Many of the agri-chemical exposed young women were found to have larger than normal breasts, but less glandular tissue (referred to as “empty breast” syndrome) and many were unable to breastfeed their infants which is viewed as an integral part of mothering in their culture. (Hansen, 2010).
On the surface, these studies can seem discouraging until we really weigh the risks and benefits of breastfeeding in a polluted world.
First, human milk contains properties that have been shown to mitigate some negative, environmental effects. (Williams, Florence, NYT)
For instance, human milk contains bio-active components which specifically control and resolve inflammation, promote a thick, healthy gut lining to support an optimum functioning immune system and provide the most nutritious food for optimum general health for infants and children.
Emeritus Director of the Carolina Global Breastfeeding Institute Miriam Labbok, MD, MPH, IBCLC stated “The fact that studies of child [health] outcomes in highly polluted areas are still better for the breastfed infant . . . would seem to indicate that certain factors in the production of human milk and in the milk itself, immunological and other, may mediate the potential harm of the ambient pollution.”
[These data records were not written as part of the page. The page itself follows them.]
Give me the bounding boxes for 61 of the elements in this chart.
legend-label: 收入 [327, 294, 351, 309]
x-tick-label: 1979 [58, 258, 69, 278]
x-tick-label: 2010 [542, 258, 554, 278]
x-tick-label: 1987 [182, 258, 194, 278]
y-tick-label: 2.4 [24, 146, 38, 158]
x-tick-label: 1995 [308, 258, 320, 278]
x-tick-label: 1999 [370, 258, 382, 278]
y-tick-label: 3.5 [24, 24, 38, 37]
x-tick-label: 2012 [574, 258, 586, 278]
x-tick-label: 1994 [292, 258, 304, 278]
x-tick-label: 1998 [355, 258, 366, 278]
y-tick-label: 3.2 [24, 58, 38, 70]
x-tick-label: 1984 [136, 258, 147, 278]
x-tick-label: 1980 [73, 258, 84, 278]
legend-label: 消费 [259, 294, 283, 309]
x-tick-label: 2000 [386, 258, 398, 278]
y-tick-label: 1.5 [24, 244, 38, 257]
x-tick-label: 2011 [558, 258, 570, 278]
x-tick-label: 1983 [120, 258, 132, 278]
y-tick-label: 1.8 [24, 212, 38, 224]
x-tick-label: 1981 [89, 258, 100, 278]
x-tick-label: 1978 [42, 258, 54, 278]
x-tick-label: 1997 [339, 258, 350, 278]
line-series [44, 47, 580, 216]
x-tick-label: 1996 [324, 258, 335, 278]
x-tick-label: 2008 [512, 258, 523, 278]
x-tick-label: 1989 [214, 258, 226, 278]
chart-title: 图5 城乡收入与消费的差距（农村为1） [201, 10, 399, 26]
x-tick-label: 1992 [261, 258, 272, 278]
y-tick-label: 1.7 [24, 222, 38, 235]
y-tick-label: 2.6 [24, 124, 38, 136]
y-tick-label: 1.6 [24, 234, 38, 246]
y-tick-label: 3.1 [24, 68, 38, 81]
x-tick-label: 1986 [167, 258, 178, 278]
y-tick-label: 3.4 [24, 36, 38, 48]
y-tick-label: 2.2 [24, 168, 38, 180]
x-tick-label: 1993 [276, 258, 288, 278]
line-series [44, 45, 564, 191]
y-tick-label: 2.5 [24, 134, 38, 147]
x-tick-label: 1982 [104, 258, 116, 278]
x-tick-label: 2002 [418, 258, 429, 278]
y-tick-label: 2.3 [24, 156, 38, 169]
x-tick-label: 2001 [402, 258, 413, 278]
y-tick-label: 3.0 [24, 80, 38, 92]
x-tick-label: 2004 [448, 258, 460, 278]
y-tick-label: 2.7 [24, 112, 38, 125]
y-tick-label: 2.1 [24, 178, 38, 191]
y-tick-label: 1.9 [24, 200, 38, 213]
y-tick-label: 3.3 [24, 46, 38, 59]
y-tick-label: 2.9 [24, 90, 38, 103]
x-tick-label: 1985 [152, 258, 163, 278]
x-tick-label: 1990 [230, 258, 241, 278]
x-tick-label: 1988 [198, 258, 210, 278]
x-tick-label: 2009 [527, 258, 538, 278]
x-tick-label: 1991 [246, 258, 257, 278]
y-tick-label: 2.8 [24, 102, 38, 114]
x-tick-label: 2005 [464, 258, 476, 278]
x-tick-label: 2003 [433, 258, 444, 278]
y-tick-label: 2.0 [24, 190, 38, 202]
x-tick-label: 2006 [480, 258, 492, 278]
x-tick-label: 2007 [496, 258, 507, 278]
She went on to say, “… No environmental contaminant, except in situations of acute poisoning, has been found to cause more harm to infants than does lack of breast-feeding. I have seen no data that would argue against breastfeeding, even in the presence of today’s levels of environmental toxicants.”
Sandra Steingraber, biologist and author of Living Downstream and Having Faith: An Ecologist’s Journey to Motherhood agrees: ”We haven’t yet compromised breast milk to such an extent that it’s a worse food than infant formula…..”
The American Academy of Family Physicians (AAFP) has also published that certain components of human milk act to increase the infant’s elimination of some toxins and to protect the infant’s developing brain, central nervous system, and body as a whole.
WABA’s statement on breastfeeding and environmental contaminants echoes this sentiment and encourages breastfeeding as the safest feeding choice despite maternal exposure to contaminants.
Their statement reads: “Is the presence of these chemical residues in breastmilk a reason not to breastfeed? No. Exposure before and during pregnancy is a greater risk to the fetus. The existence of chemical residues in breastmilk is not a reason for limiting breastfeeding. In fact, it is a reason to breastfeed because breastmilk contains substances that help the child develop a stronger immune system and gives protection against environmental pollutants and pathogens. Breastfeeding can help limit the damage caused by fetal exposure.” (WABA, 2005.)
The World Health Organization’s (WHO) review on contaminants and human milk states definitively, “The benefits of breastfeeding far outweigh the toxicological disadvantages that are associated with certain POPs” (persistent organic pollutants).
To reiterate, considering the safety of human milk even when contaminants have been detected, neonatal intensive care researcher Fani Anatolitou (2012) states, “the detection of any environmental chemical in breast milk does not necessarily mean that there is a serious health risk for breastfed infants. No adverse effect has been clinically or epidemiologically demonstrated as being associated solely with consumption of human milk containing background levels of environmental chemicals”.
It is important to understand that many of the measurements of POPs in human milk are not clinically meaningful, hence are not a cause for alarm. Even more importantly, as mentioned earlier, a number of components of human milk act to counter potential risks of contaminant exposure (Anitolitou, 2012). The Centers for Disease Control and Prevention (CDC) points out that effects of exposure have only been detected in a breastfeeding infant when the mother was extremely ill.
As lactation care providers we are in a unique position to not only support the optimum health of infants and children, but also be a part of creating a healthier environment for the children to grow and thrive.